Ira Shah
Treatment of Acute Attack
Treatment consists of both supportive and specific therapy. Any patient in an acute attack requires symptomatic treatment for the following conditions:

Pain: When mild, it can be controlled with aspirin, Paracetamol or dihydrocodeine. For severe pain, Pethidine or Morphine may be required. Sleep diminishes pain, hence Chlorpromazine with analgesics may be useful. Patients should be left undisturbed in a darkened room.

Nausea, vomiting and constipation: They can be controlled with chlorpromazine, prochlorperazine. If constipation is severe enough to cause obstipation, Neostigmine may be useful.

Tachycardia & Hypertension: They are due to sympathetic overactivity and can be controlled by propranolol. If there is evidence of cardiovascular instability, continuous cardiac monitoring is required.

Convulsions: Hyponatremia should be corrected by restricting fluid intake. It could also be a sign of hypertensive encephalopathy and blood pressure should be corrected. Convulsions are usually present only during an attack and remit as the symptoms resolve.

Peripheral neuropathy: Watch should be kept for respiratory fatigue. The expiratory peak flow rate should be monitored. If there is any decrease in this rate, the blood gases should be checked and patient should be in ICU with facilities for assisted ventilation. Proper physiotherapy should be maintained in a paralyzed patient.

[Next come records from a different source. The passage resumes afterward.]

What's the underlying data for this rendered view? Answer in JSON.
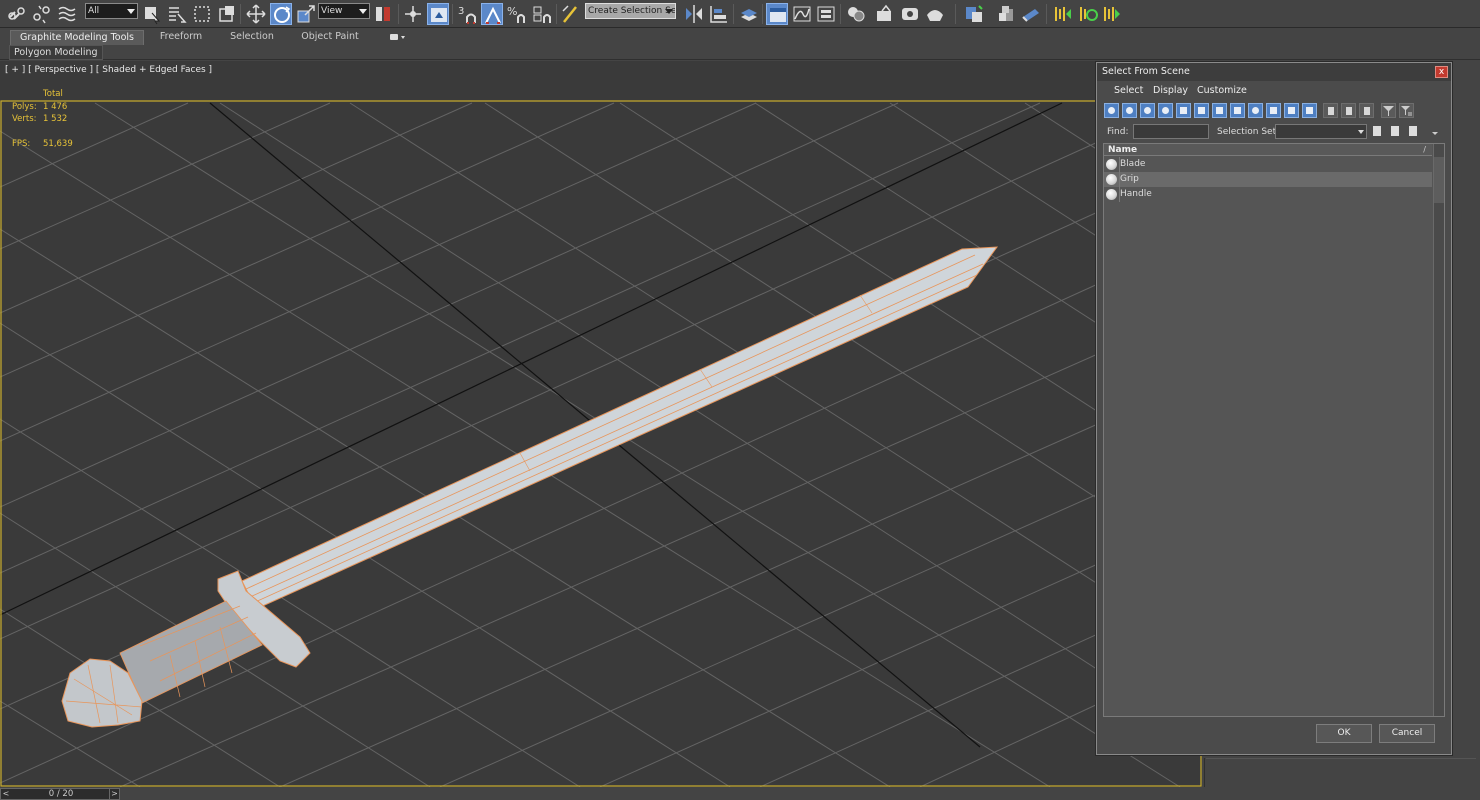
{
  "toolbar": {
    "selection_filter": "All",
    "reference_coord": "View",
    "named_selection": "Create Selection Se",
    "snap_label": "3",
    "percent_snap": "%"
  },
  "ribbon": {
    "tabs": [
      {
        "label": "Graphite Modeling Tools",
        "active": true
      },
      {
        "label": "Freeform",
        "active": false
      },
      {
        "label": "Selection",
        "active": false
      },
      {
        "label": "Object Paint",
        "active": false
      }
    ],
    "panel_label": "Polygon Modeling"
  },
  "viewport": {
    "label": "[ + ] [ Perspective ] [ Shaded + Edged Faces ]",
    "stats": {
      "header": "Total",
      "polys_label": "Polys:",
      "polys_value": "1 476",
      "verts_label": "Verts:",
      "verts_value": "1 532",
      "fps_label": "FPS:",
      "fps_value": "51,639"
    }
  },
  "dialog": {
    "title": "Select From Scene",
    "close": "x",
    "menu": [
      "Select",
      "Display",
      "Customize"
    ],
    "find_label": "Find:",
    "find_value": "",
    "selection_set_label": "Selection Set:",
    "list_header": "Name",
    "list_sort_indicator": "/",
    "objects": [
      {
        "name": "Blade",
        "selected": false
      },
      {
        "name": "Grip",
        "selected": true
      },
      {
        "name": "Handle",
        "selected": false
      }
    ],
    "ok_label": "OK",
    "cancel_label": "Cancel"
  },
  "statusbar": {
    "frame": "0 / 20",
    "prev": "<",
    "next": ">"
  },
  "colors": {
    "viewport_bg": "#3a3a3a",
    "grid": "#6a6a6a",
    "wire": "#e8955a",
    "sword_fill": "#d5dbe0",
    "stats_text": "#e7c338",
    "viewport_border": "#c9ad2e",
    "accent_blue": "#4e7fc2"
  }
}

Specific therapy consists of:

Hematin therapy: Hematin is the end product of the heme pathway. Thus, it acts by supplementing the depleted heme pool and repressing the activity of the initial enzymes of heme biosynthesis, thus reducing the overproduction of porphyrins. In the acute attack it is given intravenously. There are no major side effects except for phlebitis around the injection site. This can be prevented by giving hematin with human Albumin solution to which it will bind. It may also cause prolongation of prothrombin and partial thromboplastin times, which revert back to normal on stopping the drug. In patients with renal failure, the dose of drugs should be reduced.

High Carbohydrate intake: Most patients have nausea and vomiting in the attack and their poor carbohydrate intake further aggravates the disease. Hence, Glucose should be supplemented either orally or intravenously.

By maintaining a regular diet, avoiding alcohol and certain drugs, most of the attacks can be prevented. For patients who have attacks premenstrually, prophylactic LHRH analogues can be tried long term. Patients who have acute attacks, should avoid pregnancy till they are free of symptomatic attacks for at least 18 months as pregnancy may precipitation an acute attack.

To avoid the photosensitivity seen in VP and HCP, Beta-Carotene treatment may be useful.

The best way to treat the skin condition is to prevent it. Avoiding sunlight is the most beneficial therapy. Sun-exposed areas can be protected by wearing long sleeves, gloves and a hat. Patient should go out only in early morning or late afternoon. Sunscreens, which can help, are opaque zinc or titanium oxide, however, they are thick and greasy.

There is no cure for porphyria. However, it can be made less severe. Patients with PCT should avoid alcohol. If skin conditions remain bad, venesection is indicated. This removes about 10cc\kg\body weight of patient's blood at regular intervals usually fortnightly for about eight weeks. Patients with EPP should be regularly tested for liver dysfunction.